Problem of The Day: Count Subarrays With Score Less Than K

Problem Statement

leetcode problem link

Intuition

At first glance, we are asked to count the number of subarrays where the product of the length of the subarray and the sum of its elements is less than k.
A brute-force solution would be to try all subarrays and check the condition, but that would be too slow.
Since the condition involves sum of elements, a sliding window approach came to mind: we can grow the window and shrink it dynamically depending on whether the condition is satisfied.

Approach

We use two pointers (start and end) to represent the current window.

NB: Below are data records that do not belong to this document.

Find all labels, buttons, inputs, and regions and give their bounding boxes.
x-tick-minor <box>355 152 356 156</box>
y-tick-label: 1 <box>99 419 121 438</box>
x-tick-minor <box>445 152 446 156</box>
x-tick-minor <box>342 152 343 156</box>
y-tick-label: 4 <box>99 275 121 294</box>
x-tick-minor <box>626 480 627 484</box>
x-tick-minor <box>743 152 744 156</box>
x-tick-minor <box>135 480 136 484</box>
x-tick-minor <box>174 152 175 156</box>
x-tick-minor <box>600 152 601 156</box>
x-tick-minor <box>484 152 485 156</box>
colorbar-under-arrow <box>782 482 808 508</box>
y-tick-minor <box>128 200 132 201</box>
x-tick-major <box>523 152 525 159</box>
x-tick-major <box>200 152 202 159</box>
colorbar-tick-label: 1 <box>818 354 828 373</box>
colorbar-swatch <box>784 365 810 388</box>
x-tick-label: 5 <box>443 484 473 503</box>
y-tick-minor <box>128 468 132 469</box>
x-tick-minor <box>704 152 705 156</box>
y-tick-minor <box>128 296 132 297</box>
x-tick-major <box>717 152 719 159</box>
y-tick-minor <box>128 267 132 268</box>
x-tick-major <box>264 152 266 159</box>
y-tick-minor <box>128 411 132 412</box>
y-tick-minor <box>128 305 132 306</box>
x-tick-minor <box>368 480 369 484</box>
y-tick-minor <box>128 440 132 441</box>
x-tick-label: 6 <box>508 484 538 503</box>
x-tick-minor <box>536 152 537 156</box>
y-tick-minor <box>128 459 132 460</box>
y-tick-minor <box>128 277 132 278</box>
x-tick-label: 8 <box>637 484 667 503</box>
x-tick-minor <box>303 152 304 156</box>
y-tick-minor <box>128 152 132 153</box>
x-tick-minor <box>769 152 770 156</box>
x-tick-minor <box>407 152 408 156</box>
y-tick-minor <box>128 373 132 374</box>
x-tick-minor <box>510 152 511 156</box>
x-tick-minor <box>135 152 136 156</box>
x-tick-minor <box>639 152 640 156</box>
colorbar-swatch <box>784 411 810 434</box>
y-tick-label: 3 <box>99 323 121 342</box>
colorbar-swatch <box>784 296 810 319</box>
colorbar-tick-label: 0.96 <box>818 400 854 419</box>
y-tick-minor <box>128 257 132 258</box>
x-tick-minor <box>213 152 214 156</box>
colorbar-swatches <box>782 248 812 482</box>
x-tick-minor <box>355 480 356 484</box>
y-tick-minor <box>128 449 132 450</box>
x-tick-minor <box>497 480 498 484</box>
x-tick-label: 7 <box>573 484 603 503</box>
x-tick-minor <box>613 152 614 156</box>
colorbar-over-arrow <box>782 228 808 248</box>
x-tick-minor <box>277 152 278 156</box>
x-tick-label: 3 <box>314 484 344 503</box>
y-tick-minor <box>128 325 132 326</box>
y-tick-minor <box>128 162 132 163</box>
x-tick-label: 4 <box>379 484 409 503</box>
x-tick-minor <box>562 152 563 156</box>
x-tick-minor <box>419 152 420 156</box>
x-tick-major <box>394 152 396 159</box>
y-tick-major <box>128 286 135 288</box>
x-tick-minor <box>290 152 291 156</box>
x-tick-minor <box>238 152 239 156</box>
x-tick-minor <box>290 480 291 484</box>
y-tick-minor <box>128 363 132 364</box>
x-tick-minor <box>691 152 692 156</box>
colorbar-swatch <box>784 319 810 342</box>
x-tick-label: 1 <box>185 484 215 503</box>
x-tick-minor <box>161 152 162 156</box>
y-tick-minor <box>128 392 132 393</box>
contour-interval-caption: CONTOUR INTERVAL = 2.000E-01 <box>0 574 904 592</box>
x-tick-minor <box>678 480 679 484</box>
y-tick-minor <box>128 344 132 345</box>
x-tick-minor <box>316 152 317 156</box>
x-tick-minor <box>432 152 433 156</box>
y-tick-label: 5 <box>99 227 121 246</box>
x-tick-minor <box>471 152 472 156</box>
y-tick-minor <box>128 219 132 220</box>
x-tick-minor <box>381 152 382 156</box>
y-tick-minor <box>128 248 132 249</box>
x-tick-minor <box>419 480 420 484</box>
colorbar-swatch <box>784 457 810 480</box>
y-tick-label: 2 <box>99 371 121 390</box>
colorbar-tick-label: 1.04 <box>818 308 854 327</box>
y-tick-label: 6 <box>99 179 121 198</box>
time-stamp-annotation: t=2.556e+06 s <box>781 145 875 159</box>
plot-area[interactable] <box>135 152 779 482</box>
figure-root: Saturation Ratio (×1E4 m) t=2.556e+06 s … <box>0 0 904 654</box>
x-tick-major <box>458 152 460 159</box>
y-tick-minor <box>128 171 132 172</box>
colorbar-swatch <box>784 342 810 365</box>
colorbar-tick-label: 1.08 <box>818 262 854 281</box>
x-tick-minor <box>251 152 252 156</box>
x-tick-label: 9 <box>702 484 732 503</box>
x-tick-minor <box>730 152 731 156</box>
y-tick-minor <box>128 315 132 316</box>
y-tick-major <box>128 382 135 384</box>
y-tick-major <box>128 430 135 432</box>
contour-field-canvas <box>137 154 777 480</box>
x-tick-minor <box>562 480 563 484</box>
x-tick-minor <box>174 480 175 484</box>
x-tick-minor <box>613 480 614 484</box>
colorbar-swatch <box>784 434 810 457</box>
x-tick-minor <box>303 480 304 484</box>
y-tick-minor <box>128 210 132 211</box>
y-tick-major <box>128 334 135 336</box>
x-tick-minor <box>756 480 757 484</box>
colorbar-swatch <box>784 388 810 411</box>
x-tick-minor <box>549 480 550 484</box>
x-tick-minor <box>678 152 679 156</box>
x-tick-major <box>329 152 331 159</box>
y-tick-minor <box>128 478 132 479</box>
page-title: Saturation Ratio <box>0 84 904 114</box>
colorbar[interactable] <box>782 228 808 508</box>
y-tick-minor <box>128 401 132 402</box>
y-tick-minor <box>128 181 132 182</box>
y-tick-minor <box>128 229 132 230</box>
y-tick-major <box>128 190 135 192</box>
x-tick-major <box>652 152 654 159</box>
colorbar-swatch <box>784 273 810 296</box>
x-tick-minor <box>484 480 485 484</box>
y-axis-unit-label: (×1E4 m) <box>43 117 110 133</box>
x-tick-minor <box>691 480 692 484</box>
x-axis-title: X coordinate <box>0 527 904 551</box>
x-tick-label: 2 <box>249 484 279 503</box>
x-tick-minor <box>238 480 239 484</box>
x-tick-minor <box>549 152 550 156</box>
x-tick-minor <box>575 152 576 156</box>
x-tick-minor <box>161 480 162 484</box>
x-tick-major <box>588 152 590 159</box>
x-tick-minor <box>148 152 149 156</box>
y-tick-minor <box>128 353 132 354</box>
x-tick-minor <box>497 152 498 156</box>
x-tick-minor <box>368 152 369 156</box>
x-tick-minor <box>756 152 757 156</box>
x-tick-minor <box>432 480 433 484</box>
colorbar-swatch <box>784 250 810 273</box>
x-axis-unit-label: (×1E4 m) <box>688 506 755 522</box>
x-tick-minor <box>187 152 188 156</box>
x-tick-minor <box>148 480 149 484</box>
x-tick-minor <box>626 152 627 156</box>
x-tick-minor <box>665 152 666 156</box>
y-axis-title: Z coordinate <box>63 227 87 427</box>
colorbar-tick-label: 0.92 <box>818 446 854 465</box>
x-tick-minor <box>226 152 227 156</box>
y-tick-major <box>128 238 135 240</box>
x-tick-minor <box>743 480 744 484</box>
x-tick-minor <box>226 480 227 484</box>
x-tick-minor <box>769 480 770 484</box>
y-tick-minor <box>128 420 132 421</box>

• We expand the window by moving end and adding nums[end] to curr_total (the sum of elements inside the window).
• If at any point the condition (window size) * (curr_total) >= k is violated, we shrink the window by moving start forward and subtracting nums[start] from curr_total.
• After adjusting the window to be valid, the number of valid subarrays ending at index end is (end - start + 1).
• We accumulate this count into res for every end.

This way, we efficiently count all valid subarrays without checking each one individually.

Complexity

• Time complexity:
  \(O(n)\)
  Each element is added and removed from the sliding window at most once, leading to linear time complexity.

• Space complexity:
  \(O(1)\)
  Only a few variables are used regardless of input size.

Code

class Solution:
    def countSubarrays(self, nums: List[int], k: int) -> int:
        start = 0
        N = len(nums)
        curr_total = 0
        res = 0
        for end in range(N):
            curr_total += nums[end]
            while start <= end and (end - start + 1) * curr_total >= k:
                curr_total -= nums[start]
                start += 1
            res += (end - start + 1)
        return res